Lorsque la marque ASICS me proposa un voyage de presse à Chamonix pour suivre l’événement « beat the sun » j’ai d’abord cru à une erreur de casting ? Je n’ai jamais fait de course en montagne et peu d’ultra. Mais après vérifications, il ne s’agissait pas d’une erreur !

Deux jours au sommet
L’événement se déroule pour la troisième années à Chamonix au pied du Mont-Blanc. Huit équipes formés de six personnes feront la course contre le soleil. Le but faire le tour du Mont-Balnc en partant du lever à 5h44 et terminer avant le coucher. Pour plus d’infos voir l’article dédié sur le blog.

Notre premier jour est partagé entre présentations et interviews. Ce sera l’occasion de découvrir que de sacrées pointures seront présentes. Parmi eux, Ryan Hall, ancien Américain le plus rapide sur marathon – sous les 2h05’ – Deena Kastor, la médaillée de bronze des Jeux olympiques 2004 sur marathon, et le multiple champion du monde de patinage de vitesse en sprint, le Hollandais Erben Wennemars.
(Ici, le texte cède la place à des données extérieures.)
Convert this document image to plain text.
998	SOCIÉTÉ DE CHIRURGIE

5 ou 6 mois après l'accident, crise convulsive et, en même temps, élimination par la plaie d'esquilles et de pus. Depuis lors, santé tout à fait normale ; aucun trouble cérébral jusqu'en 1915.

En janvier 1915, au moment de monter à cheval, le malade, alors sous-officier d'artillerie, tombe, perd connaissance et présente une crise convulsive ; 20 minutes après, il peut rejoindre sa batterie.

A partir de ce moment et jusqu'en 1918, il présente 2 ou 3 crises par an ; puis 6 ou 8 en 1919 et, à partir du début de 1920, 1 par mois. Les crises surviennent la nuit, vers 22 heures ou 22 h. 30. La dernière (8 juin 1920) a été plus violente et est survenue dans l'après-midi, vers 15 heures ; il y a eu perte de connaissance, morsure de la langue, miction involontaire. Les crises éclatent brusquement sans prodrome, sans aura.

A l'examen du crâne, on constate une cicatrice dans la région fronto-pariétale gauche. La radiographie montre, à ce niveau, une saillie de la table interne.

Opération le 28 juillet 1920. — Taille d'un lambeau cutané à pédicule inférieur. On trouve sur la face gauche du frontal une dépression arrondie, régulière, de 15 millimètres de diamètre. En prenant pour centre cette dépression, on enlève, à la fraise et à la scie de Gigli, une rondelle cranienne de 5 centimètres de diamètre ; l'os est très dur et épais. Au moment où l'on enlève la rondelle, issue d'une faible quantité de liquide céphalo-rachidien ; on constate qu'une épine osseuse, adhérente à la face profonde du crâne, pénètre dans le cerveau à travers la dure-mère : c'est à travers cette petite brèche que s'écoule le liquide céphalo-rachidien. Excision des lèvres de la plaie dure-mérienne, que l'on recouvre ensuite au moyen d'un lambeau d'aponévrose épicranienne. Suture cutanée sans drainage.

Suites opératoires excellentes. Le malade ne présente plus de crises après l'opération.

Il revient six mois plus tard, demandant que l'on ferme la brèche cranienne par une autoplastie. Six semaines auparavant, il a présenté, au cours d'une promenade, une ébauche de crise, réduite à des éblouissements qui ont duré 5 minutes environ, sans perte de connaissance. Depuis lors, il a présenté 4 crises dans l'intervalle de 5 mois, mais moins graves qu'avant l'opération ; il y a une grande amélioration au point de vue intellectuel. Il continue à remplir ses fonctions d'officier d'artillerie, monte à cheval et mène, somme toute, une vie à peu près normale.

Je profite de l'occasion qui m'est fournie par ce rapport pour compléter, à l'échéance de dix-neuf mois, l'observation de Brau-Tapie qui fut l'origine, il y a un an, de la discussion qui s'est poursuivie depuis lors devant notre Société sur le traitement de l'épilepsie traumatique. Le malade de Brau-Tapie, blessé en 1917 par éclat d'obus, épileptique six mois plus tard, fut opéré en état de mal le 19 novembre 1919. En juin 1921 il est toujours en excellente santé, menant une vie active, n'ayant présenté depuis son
L’après-midi, une initiation au sky running, avec des parties sur des névés encore nombreux malgré ce début d’été. Les membres du team média, sont divisés en trois niveaux, de débutant à expert. Sans modestie, je choisis la dernière catégorie, sans rien connaitre à la montagne.

Dans les montées, je n’ai aucun mal à suivre les meilleurs. L’altitude, ne me fait pas trop souffrir, je trouve mon rythme et mon souffle facilement. Ce qui sera un vrai problème ce sont les descentes. Je découvre avec « horreur » que je suis complétement largué dans les parties techniques. Je suis toujours à la traîne, je cherche les appuis stables, j’ai peur de trébucher…
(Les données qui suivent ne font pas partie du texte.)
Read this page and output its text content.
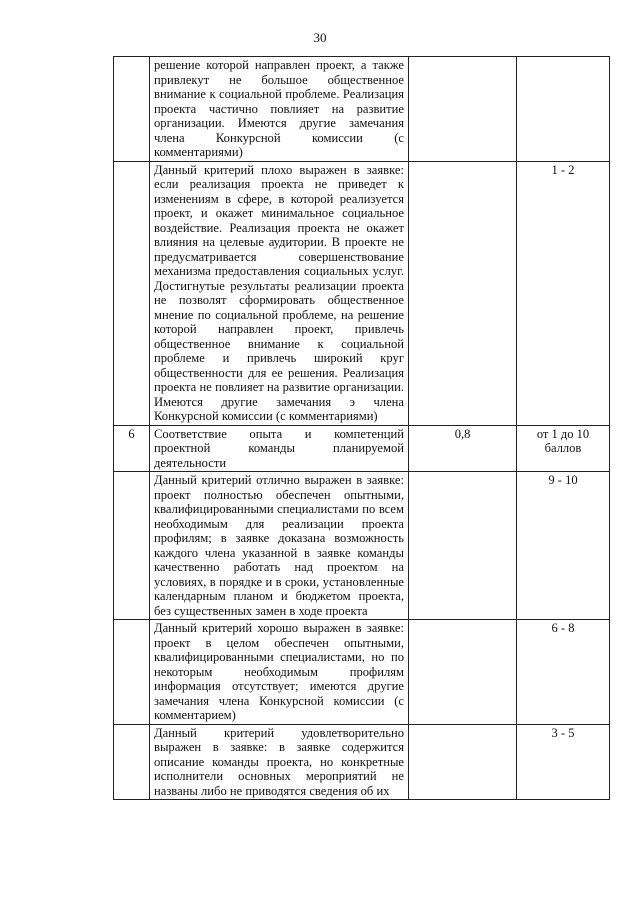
30
	решение которой направлен проект, а также привлекут не большое общественное внимание к социальной проблеме. Реализация проекта частично повлияет на развитие организации. Имеются другие замечания члена Конкурсной комиссии (с комментариями)		
	Данный критерий плохо выражен в заявке: если реализация проекта не приведет к изменениям в сфере, в которой реализуется проект, и окажет минимальное социальное воздействие. Реализация проекта не окажет влияния на целевые аудитории. В проекте не предусматривается совершенствование механизма предоставления социальных услуг. Достигнутые результаты реализации проекта не позволят сформировать общественное мнение по социальной проблеме, на решение которой направлен проект, привлечь общественное внимание к социальной проблеме и привлечь широкий круг общественности для ее решения. Реализация проекта не повлияет на развитие организации. Имеются другие замечания э члена Конкурсной комиссии (с комментариями)		1 - 2
6	Соответствие опыта и компетенций проектной команды планируемой деятельности	0,8	от 1 до 10 баллов
	Данный критерий отлично выражен в заявке: проект полностью обеспечен опытными, квалифицированными специалистами по всем необходимым для реализации проекта профилям; в заявке доказана возможность каждого члена указанной в заявке команды качественно работать над проектом на условиях, в порядке и в сроки, установленные календарным планом и бюджетом проекта, без существенных замен в ходе проекта		9 - 10
	Данный критерий хорошо выражен в заявке: проект в целом обеспечен опытными, квалифицированными специалистами, но по некоторым необходимым профилям информация отсутствует; имеются другие замечания члена Конкурсной комиссии (с комментарием)		6 - 8
	Данный критерий удовлетворительно выражен в заявке: в заявке содержится описание команды проекта, но конкретные исполнители основных мероприятий не названы либо не приводятся сведения об их		3 - 5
Le Kilomètre verticale à l’envers
La partie découverte est terminée, nous sommes attendus pour une collation dans un chalet d’altitude avec un buffet bien fourni. Pourtant le scénario ne sera pas respecté ! Mon ami Vincent Gaudin, lance à quelques personnes : « cela vous direz de redescendre en courant plutôt qu’avec le téléphérique ? Il est sérieux ? J’aperçois en contre bas, la ville de Chamonix comme vue d’avions à 1000 m d’altitude.

Sa proposition fait le tour des membres et très vite, nous sommes une dizaine de doux-dingue à faire le voyage… à pied.
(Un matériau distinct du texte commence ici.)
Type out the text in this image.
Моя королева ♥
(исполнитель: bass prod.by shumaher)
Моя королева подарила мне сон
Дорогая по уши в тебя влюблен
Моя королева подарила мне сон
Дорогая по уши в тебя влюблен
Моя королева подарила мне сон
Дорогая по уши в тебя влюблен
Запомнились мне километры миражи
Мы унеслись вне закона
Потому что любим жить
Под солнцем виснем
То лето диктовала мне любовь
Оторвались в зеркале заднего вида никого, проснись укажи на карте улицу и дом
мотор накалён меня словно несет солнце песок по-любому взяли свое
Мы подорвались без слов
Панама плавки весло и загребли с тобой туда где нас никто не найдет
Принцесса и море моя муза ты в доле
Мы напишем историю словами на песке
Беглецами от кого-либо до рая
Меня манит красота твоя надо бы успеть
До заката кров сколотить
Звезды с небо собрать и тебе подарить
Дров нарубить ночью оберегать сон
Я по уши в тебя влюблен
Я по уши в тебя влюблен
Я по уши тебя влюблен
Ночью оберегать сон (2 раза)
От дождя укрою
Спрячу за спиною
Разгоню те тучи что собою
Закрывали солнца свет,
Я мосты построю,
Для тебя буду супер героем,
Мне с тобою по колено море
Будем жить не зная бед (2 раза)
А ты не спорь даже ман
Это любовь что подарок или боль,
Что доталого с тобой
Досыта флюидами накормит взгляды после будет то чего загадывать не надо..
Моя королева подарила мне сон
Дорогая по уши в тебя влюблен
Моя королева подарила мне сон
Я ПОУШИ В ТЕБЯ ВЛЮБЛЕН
La première partie est très difficile avec des via ferrata, il ne faut pas avoir le vertige. La seconde sera constituée de lacets serrés avec un fort pourcentage de dénivelé. Enfin la troisième et dernière sera du chemin de forêt ou les plus grandes vitesses seront atteintes.

D’ailleurs, un anglais que je suivais comme mon ombre se prend les pieds dans une racine et fait un vol plané de quelques mètres. Impressionnant !

Plus de peur que de mal, il se relève avec une belle égratignure. Cela sera fini pour lui, il terminera en marchant jusqu’à l’hôtel.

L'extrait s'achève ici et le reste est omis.